The Neglected Workout Element

Recovery is sometimes referred to as “the forgotten training variable” because so many fitness programs—including lots of HIIT workouts—neglect to include it. Many of the benefits from an exercise regimen occur after the workouts, when your body is recovering and adapting to the mechanical stress that was placed on your muscle tissue or the metabolic stress that was placed on your cardiovascular system. Without sufficient recovery, your body may not gain the fitness benefits you’re aiming for; worse, you could set yourself up for overtraining syndrome, injury, and other physiological problems.

This doesn’t mean you should lie on the couch with the remote in hand between sessions. There are, in fact, many different ways to recover both during and between indoor cycling sessions. Generally speaking, research suggests that when it comes to many forms of exercise, including indoor cycling, active recovery (continued exercise at a lower intensity) is more effective than passive recovery (complete rest).
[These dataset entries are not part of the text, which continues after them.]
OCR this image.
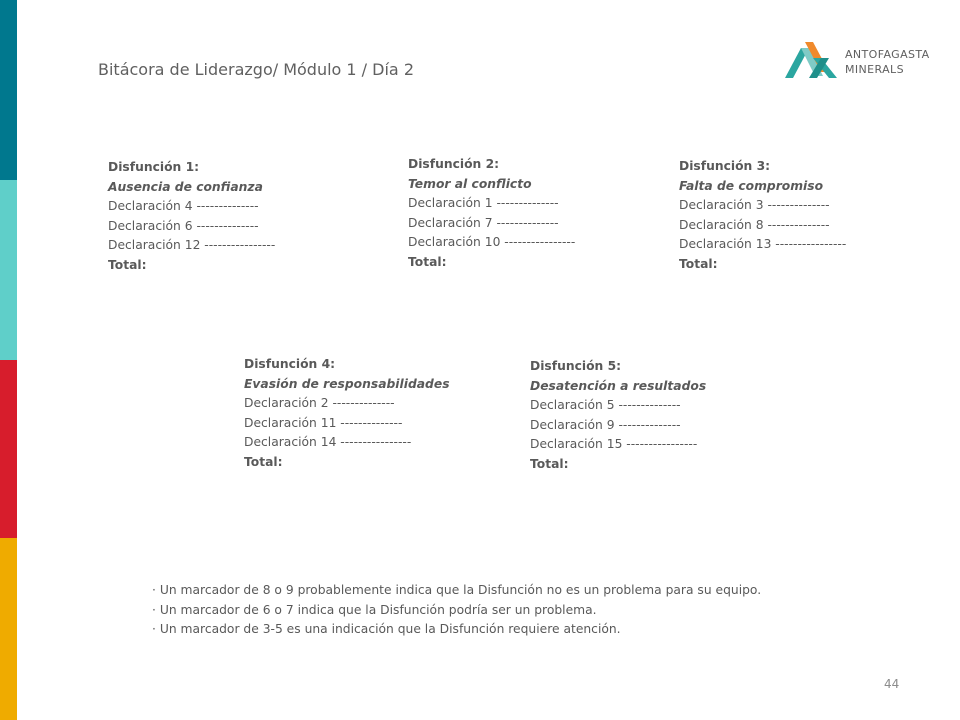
Bitácora de Liderazgo/ Módulo 1 / Día 2
ANTOFAGASTA
MINERALS
Disfunción 1:
Ausencia de confianza
Declaración 4 --------------
Declaración 6 --------------
Declaración 12 ----------------
Total:
Disfunción 2:
Temor al conflicto
Declaración 1 --------------
Declaración 7 --------------
Declaración 10 ----------------
Total:
Disfunción 3:
Falta de compromiso
Declaración 3 --------------
Declaración 8 --------------
Declaración 13 ----------------
Total:
Disfunción 4:
Evasión de responsabilidades
Declaración 2 --------------
Declaración 11 --------------
Declaración 14 ----------------
Total:
Disfunción 5:
Desatención a resultados
Declaración 5 --------------
Declaración 9 --------------
Declaración 15 ----------------
Total:
· Un marcador de 8 o 9 probablemente indica que la Disfunción no es un problema para su equipo.
· Un marcador de 6 o 7 indica que la Disfunción podría ser un problema.
· Un marcador de 3-5 es una indicación que la Disfunción requiere atención.
44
After all, active recovery helps flush excess lactic acid from the body and increases blood flow and oxygen circulation to fatigued muscles, tendons, and ligaments.
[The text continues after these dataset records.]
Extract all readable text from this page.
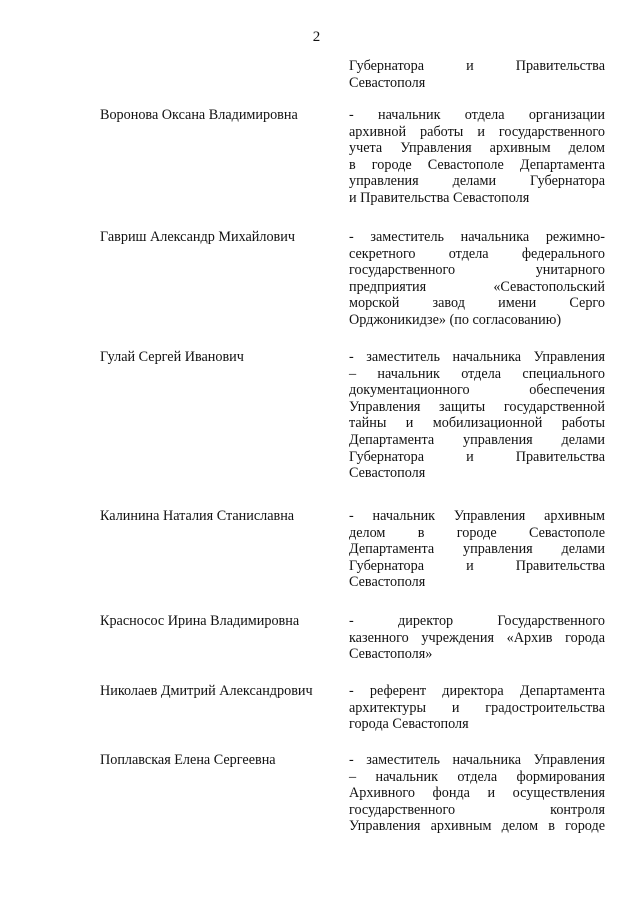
2
Губернатора и Правительства
Севастополя
Воронова Оксана Владимировна	- начальник отдела организации
архивной работы и государственного
учета Управления архивным делом
в городе Севастополе Департамента
управления делами Губернатора
и Правительства Севастополя
Гавриш Александр Михайлович	- заместитель начальника режимно-
секретного отдела федерального
государственного унитарного
предприятия «Севастопольский
морской завод имени Серго
Орджоникидзе» (по согласованию)
Гулай Сергей Иванович	- заместитель начальника Управления
– начальник отдела специального
документационного обеспечения
Управления защиты государственной
тайны и мобилизационной работы
Департамента управления делами
Губернатора и Правительства
Севастополя
Калинина Наталия Станиславна	- начальник Управления архивным
делом в городе Севастополе
Департамента управления делами
Губернатора и Правительства
Севастополя
Красносос Ирина Владимировна	- директор Государственного
казенного учреждения «Архив города
Севастополя»
Николаев Дмитрий Александрович	- референт директора Департамента
архитектуры и градостроительства
города Севастополя
Поплавская Елена Сергеевна	- заместитель начальника Управления
– начальник отдела формирования
Архивного фонда и осуществления
государственного контроля
Управления архивным делом в городе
How and Where Recovery Fits In

During an indoor cycling class or solo session, high-intensity drills (such as sprints) or rigorous hill-climbs should be followed by an active recovery interval (generally 2 to 4 minutes) where you continue pedaling with light resistance on the bike so your body and mind have a chance to recharge.
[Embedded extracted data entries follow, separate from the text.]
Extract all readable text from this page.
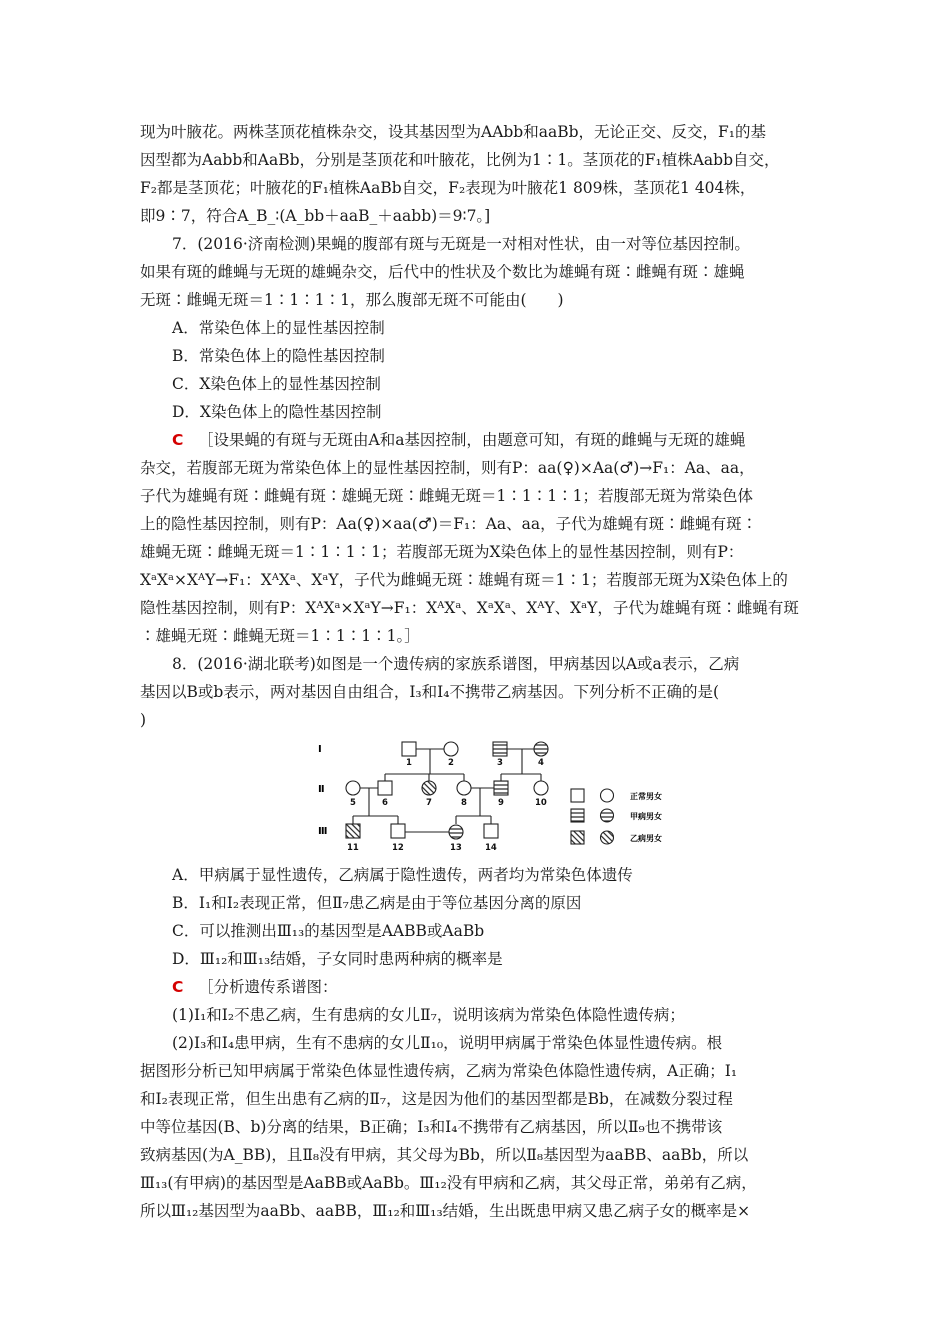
现为叶腋花。两株茎顶花植株杂交，设其基因型为AAbb和aaBb，无论正交、反交，F₁的基
因型都为Aabb和AaBb，分别是茎顶花和叶腋花，比例为1∶1。茎顶花的F₁植株Aabb自交，
F₂都是茎顶花；叶腋花的F₁植株AaBb自交，F₂表现为叶腋花1 809株，茎顶花1 404株，
即9∶7，符合A_B_∶(A_bb＋aaB_＋aabb)＝9∶7。]
7．(2016·济南检测)果蝇的腹部有斑与无斑是一对相对性状，由一对等位基因控制。
如果有斑的雌蝇与无斑的雄蝇杂交，后代中的性状及个数比为雄蝇有斑∶雌蝇有斑∶雄蝇
无斑∶雌蝇无斑＝1∶1∶1∶1，那么腹部无斑不可能由(　　)
A．常染色体上的显性基因控制
B．常染色体上的隐性基因控制
C．X染色体上的显性基因控制
D．X染色体上的隐性基因控制
C ［设果蝇的有斑与无斑由A和a基因控制，由题意可知，有斑的雌蝇与无斑的雄蝇
杂交，若腹部无斑为常染色体上的显性基因控制，则有P：aa(♀)×Aa(♂)→F₁：Aa、aa，
子代为雄蝇有斑∶雌蝇有斑∶雄蝇无斑∶雌蝇无斑＝1∶1∶1∶1；若腹部无斑为常染色体
上的隐性基因控制，则有P：Aa(♀)×aa(♂)＝F₁：Aa、aa，子代为雄蝇有斑∶雌蝇有斑∶
雄蝇无斑∶雌蝇无斑＝1∶1∶1∶1；若腹部无斑为X染色体上的显性基因控制，则有P：
XᵃXᵃ×XᴬY→F₁：XᴬXᵃ、XᵃY，子代为雌蝇无斑∶雄蝇有斑＝1∶1；若腹部无斑为X染色体上的
隐性基因控制，则有P：XᴬXᵃ×XᵃY→F₁：XᴬXᵃ、XᵃXᵃ、XᴬY、XᵃY，子代为雄蝇有斑∶雌蝇有斑
∶雄蝇无斑∶雌蝇无斑＝1∶1∶1∶1。］
8．(2016·湖北联考)如图是一个遗传病的家族系谱图，甲病基因以A或a表示，乙病
基因以B或b表示，两对基因自由组合，Ⅰ₃和Ⅰ₄不携带乙病基因。下列分析不正确的是(
)
Ⅰ
Ⅱ
Ⅲ
1	2	3	4
5	6	7	8	9	10
11	12	13	14
正常男女
甲病男女
乙病男女
A．甲病属于显性遗传，乙病属于隐性遗传，两者均为常染色体遗传
B．Ⅰ₁和Ⅰ₂表现正常，但Ⅱ₇患乙病是由于等位基因分离的原因
C．可以推测出Ⅲ₁₃的基因型是AABB或AaBb
D．Ⅲ₁₂和Ⅲ₁₃结婚，子女同时患两种病的概率是
C ［分析遗传系谱图：
(1)Ⅰ₁和Ⅰ₂不患乙病，生有患病的女儿Ⅱ₇，说明该病为常染色体隐性遗传病；
(2)Ⅰ₃和Ⅰ₄患甲病，生有不患病的女儿Ⅱ₁₀，说明甲病属于常染色体显性遗传病。根
据图形分析已知甲病属于常染色体显性遗传病，乙病为常染色体隐性遗传病，A正确；Ⅰ₁
和Ⅰ₂表现正常，但生出患有乙病的Ⅱ₇，这是因为他们的基因型都是Bb，在减数分裂过程
中等位基因(B、b)分离的结果，B正确；Ⅰ₃和Ⅰ₄不携带有乙病基因，所以Ⅱ₉也不携带该
致病基因(为A_BB)，且Ⅱ₈没有甲病，其父母为Bb，所以Ⅱ₈基因型为aaBB、aaBb，所以
Ⅲ₁₃(有甲病)的基因型是AaBB或AaBb。Ⅲ₁₂没有甲病和乙病，其父母正常，弟弟有乙病，
所以Ⅲ₁₂基因型为aaBb、aaBB，Ⅲ₁₂和Ⅲ₁₃结婚，生出既患甲病又患乙病子女的概率是×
The optimal length of time spent in recovery depends on many factors, including the intensity of the overall workout and the rider’s fitness level.

A 2010 study at the University Castilla-La Mancha in Spain found that longer (6-9 minute), low-intensity recovery intervals helped remove the high lactate concentrations produced by bouts of high-intensity cycling better than shorter, higher-intensity recovery intervals did among moderately fit cyclists; by contrast, more highly trained cyclists may find that shorter recovery intervals are sufficient. Meanwhile, a 2005 study from the University of Edinburgh in the U.K. found that longer recovery periods (30 seconds) helped cyclists achieve higher power output and lower levels of fatigue during a workout that included multiple sprints.

You can also include recovery sessions between high-intensity workouts—by opting for a yoga or Pilates class instead of an indoor cycling class or simply taking a moderately brisk walk or swimming. There’s nothing wrong with exercising every day—in fact, it’s good for you, as long as you alternate between high-, moderate-, and low-intensity workouts (this is called periodization).

If you enjoy high-intensity classes such as strength or race-oriented rides, it’s also a good idea to include recovery rides in your training regimen now and then. With these rides, you’re trying to relax and replenish your energy, so the intensity stays in the range of 50 to 65 percent of your maximum heart rate. There aren’t any jumps or hills on these rides; it's all seated or standing flats. By using visualization exercises and paying attention to your breathing rhythms, these rides are almost like meditation on a bike—an excellent choice when you’re tired or you’ve been riding hard for several consecutive days.

Paying It Forward

Maintaining good nutrition and proper hydration and getting plenty of sleep also play a role in helping your body recover from intense workouts. Think of all these strategies as ways to give your body the TLC it needs to make the next leap in fitness and prepare you well for future workouts. In other words, it’s a mistake to constantly adhere to the “Go hard or go home!” mantra. Sometimes downshifting your intensity for part of a ride or an entire workout really can upgrade your strength, conditioning, and performance for the long haul.